Jesus was not interested in the unquestioning conformity of robots. He prized the deep convictions of responsible and accountable persons. Specific choices of behaviour, whilst obviously important, were less important than the honest love that motivated them.


Finally, Matthew proceeded to give his understanding of Jesus’ relationship to the world and to his disciples.

… Take to heart, I am with you always, until the completion of this age.”

Matthew accepted the conclusion of Mark: Jesus would meet the disciples in Galilee. More than that, he would remain with disciples until the completion of this age. His presence would be mystery, accessible only through faith, but it would be real: I am with you...

Alternatively, the phrase, the completion of this age,  could be translated as “the final achieving of the world’s purpose and goal”. The work of disciples would continue to be a work in progress – not just till the end, but beyond the end to its ultimate completion and fulfilment.

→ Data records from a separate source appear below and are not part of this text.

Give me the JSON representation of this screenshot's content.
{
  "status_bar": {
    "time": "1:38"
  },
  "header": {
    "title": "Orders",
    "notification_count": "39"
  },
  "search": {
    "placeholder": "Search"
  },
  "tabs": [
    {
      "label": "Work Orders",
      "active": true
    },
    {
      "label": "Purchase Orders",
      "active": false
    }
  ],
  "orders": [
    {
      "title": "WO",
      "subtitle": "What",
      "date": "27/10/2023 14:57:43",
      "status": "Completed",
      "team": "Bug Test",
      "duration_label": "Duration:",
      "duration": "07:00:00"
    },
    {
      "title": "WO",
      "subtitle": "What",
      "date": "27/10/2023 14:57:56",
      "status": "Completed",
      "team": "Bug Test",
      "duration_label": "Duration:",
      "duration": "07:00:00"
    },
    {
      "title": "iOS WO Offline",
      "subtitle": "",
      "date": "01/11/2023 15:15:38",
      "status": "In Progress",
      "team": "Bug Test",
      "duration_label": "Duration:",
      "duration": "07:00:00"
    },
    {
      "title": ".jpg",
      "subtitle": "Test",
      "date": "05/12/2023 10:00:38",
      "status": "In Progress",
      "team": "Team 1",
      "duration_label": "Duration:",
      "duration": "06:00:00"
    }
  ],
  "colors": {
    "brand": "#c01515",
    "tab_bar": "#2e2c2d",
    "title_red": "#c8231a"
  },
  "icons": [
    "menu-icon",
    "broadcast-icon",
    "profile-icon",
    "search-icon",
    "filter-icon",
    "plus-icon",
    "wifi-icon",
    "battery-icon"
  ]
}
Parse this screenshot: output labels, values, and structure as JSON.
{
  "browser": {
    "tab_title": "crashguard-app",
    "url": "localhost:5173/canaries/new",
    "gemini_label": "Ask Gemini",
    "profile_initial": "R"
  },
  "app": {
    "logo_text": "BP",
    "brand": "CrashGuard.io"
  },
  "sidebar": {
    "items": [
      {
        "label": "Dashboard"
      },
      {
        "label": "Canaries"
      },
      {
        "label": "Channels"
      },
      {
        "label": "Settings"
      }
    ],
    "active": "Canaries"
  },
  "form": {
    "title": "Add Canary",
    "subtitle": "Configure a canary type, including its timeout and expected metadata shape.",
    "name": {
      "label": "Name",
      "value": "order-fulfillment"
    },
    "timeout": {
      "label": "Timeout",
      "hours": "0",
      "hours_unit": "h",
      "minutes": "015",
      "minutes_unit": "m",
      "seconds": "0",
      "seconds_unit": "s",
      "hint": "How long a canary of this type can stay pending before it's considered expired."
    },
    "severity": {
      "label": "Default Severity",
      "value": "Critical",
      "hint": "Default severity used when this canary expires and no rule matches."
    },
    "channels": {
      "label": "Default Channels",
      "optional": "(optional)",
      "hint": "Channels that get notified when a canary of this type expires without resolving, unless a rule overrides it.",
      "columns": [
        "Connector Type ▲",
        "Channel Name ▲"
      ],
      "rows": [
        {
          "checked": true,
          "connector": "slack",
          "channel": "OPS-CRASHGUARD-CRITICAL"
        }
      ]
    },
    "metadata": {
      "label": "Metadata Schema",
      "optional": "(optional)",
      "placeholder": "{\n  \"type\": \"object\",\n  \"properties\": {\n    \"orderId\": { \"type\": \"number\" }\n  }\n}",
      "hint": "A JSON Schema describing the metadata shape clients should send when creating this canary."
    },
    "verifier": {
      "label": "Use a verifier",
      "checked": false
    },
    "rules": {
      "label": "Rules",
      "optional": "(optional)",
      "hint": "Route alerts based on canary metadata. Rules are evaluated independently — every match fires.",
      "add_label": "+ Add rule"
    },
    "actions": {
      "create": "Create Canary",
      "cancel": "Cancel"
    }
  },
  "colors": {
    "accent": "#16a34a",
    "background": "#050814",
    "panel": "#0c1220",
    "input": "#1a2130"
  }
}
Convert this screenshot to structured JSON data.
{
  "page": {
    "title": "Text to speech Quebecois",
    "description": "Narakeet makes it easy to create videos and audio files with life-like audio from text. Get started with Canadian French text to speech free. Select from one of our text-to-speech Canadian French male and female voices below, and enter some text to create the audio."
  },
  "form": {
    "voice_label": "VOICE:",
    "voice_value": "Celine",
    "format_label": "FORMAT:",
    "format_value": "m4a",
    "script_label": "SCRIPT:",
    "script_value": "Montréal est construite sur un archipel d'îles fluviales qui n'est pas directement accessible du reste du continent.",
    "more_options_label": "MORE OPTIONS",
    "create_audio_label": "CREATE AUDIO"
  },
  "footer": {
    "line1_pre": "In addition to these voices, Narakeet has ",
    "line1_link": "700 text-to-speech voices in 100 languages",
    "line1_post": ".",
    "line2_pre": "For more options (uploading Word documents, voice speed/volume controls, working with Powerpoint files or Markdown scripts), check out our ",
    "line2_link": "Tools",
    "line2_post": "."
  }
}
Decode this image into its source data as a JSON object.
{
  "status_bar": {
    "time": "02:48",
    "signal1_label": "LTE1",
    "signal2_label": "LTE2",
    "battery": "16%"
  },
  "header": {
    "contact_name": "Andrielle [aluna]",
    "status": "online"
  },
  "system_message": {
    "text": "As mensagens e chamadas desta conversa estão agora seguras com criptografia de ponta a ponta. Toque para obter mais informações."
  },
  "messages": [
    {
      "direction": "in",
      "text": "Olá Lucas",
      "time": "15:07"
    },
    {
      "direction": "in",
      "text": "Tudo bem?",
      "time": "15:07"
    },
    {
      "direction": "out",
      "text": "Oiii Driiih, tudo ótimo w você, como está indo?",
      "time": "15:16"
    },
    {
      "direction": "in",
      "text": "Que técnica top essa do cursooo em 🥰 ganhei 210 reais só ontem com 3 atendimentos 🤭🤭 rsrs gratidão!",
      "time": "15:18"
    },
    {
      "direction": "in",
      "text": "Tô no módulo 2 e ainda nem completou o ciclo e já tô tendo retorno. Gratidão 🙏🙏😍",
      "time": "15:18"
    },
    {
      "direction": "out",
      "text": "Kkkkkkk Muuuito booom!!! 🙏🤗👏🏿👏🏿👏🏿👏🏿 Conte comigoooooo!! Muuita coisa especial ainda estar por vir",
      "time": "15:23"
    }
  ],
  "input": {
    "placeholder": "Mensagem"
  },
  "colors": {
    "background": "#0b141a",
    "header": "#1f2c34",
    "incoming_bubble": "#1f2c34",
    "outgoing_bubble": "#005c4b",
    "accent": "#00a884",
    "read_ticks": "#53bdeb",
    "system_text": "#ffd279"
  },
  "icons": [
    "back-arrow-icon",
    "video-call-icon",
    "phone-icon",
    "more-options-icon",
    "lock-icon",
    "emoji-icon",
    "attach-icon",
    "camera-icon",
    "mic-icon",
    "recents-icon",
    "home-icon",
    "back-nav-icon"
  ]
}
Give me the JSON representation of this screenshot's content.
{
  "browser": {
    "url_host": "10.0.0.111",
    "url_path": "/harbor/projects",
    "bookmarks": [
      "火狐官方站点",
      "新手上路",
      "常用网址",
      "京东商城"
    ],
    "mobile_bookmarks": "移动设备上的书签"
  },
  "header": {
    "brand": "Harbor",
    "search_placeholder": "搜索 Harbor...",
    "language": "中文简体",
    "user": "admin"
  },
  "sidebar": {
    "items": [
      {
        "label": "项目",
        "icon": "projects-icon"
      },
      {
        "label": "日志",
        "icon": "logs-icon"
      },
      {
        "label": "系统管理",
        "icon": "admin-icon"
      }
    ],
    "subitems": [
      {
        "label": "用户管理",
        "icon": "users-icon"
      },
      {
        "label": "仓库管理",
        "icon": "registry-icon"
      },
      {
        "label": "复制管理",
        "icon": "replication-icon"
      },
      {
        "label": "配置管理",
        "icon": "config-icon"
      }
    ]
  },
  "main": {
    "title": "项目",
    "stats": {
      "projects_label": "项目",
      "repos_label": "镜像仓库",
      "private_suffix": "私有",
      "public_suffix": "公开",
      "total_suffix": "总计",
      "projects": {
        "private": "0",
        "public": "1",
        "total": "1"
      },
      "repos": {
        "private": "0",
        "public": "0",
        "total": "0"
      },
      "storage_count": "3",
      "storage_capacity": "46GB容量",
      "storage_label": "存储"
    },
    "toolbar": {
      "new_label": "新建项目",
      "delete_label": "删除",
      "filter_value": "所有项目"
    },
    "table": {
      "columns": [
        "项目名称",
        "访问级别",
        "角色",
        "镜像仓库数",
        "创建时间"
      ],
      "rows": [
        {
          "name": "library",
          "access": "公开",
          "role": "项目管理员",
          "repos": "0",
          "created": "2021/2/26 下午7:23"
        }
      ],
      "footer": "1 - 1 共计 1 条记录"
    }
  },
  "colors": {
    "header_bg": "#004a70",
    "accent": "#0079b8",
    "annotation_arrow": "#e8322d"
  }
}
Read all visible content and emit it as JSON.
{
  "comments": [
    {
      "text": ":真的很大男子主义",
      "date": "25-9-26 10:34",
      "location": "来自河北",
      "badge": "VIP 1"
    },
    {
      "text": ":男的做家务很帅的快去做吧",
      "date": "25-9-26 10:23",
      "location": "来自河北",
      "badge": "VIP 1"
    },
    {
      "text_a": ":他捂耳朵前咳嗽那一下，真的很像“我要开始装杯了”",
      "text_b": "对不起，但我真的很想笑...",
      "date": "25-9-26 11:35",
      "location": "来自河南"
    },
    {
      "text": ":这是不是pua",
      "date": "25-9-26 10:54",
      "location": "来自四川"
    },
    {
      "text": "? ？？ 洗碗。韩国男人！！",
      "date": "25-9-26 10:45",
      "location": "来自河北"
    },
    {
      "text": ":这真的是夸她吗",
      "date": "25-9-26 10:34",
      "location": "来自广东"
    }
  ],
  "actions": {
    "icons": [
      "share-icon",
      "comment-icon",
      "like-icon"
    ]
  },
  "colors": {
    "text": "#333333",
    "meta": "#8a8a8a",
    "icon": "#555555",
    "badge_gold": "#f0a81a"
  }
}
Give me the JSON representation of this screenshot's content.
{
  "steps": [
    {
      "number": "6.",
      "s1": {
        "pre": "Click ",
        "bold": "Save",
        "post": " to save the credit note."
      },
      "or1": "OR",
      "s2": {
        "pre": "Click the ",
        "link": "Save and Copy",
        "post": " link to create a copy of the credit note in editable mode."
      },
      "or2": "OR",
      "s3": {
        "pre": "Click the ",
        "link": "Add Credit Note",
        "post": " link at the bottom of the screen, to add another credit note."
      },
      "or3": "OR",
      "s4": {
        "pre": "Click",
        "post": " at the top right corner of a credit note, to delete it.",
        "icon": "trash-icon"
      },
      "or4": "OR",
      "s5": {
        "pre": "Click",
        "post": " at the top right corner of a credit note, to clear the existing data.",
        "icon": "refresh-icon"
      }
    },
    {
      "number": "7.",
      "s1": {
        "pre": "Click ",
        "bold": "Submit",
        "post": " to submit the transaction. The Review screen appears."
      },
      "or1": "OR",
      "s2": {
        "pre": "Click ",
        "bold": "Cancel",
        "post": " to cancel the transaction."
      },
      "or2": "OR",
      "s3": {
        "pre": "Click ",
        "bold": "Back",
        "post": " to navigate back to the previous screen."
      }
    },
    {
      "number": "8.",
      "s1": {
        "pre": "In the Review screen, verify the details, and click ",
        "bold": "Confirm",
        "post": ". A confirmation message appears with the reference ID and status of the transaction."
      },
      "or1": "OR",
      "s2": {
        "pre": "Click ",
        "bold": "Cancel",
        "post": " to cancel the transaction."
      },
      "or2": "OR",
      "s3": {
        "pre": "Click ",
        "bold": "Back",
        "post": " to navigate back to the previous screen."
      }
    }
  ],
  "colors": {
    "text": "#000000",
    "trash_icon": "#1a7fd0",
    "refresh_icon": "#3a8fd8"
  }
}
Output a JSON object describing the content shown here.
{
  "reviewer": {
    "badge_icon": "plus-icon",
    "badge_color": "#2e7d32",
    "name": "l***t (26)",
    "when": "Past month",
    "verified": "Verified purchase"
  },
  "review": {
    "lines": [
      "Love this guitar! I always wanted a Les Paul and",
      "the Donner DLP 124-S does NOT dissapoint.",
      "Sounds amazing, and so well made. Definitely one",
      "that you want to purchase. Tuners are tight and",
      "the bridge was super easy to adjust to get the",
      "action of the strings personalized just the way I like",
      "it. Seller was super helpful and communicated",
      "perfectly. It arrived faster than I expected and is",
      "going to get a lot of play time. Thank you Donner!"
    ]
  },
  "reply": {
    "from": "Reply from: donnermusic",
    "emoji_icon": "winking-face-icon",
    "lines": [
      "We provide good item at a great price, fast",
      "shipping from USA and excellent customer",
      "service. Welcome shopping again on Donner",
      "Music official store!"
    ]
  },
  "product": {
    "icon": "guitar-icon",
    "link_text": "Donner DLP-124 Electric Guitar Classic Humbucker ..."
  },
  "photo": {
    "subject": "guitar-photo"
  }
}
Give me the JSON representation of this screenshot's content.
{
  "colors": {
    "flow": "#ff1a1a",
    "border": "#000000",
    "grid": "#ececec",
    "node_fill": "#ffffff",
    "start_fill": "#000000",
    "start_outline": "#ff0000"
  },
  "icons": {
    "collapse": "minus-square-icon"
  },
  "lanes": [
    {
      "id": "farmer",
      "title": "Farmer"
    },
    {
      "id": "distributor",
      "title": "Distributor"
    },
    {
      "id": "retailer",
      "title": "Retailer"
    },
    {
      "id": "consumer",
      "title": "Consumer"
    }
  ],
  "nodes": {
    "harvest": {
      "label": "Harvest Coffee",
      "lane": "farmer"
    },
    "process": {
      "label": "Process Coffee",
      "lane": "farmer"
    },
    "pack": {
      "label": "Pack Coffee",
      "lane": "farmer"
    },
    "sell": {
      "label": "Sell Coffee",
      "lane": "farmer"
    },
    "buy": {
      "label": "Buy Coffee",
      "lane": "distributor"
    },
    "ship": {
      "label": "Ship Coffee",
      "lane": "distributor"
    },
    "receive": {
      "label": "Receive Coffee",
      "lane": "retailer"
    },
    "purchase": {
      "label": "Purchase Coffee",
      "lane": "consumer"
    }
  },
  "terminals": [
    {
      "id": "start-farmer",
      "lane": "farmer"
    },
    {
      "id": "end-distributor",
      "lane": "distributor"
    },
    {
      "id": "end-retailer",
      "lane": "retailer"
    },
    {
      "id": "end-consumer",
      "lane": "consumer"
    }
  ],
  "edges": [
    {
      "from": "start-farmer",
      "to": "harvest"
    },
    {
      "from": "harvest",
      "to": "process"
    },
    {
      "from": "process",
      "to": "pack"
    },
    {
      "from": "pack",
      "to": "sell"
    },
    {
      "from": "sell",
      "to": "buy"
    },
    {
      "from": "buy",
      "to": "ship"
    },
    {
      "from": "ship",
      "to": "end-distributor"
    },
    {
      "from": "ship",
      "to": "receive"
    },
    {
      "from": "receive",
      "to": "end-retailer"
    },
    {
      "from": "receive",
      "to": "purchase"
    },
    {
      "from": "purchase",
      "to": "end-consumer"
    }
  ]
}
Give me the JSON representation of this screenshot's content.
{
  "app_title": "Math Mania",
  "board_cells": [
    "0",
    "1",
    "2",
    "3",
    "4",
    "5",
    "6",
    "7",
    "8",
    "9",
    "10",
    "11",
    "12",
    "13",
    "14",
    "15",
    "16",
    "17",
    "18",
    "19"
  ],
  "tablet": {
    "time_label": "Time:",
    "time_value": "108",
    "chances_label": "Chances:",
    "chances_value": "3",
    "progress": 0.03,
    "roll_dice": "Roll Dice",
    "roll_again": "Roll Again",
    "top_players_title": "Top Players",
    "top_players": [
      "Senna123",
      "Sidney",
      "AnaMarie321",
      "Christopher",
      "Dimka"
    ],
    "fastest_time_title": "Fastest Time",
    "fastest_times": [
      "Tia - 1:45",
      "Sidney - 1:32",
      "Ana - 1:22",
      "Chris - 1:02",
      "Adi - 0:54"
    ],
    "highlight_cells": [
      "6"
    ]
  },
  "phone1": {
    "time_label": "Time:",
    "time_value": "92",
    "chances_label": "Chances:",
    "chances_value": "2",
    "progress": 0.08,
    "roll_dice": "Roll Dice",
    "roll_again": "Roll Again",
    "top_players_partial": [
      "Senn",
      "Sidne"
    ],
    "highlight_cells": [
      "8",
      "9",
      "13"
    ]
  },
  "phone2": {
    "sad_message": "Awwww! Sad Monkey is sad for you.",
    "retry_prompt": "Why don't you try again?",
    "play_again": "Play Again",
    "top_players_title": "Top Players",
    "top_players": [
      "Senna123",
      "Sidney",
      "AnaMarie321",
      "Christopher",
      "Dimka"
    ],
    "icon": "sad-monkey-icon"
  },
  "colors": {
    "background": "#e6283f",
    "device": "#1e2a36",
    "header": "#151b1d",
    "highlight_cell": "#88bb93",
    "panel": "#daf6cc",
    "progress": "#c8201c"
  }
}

In his Infancy Narrative, Matthew had commented on the identity and relevance of the child conceived in the womb of Mary:

All this took place to fulfill
what had been spoken by the Lord
through the prophet:
Look, the virgin shall conceive
and bear a son,
and they shall name him ‘Emmanuel’,
which means, ‘God is with us’. [1:23].

The Gospel concluded as it had begun: In Jesus, God is with us.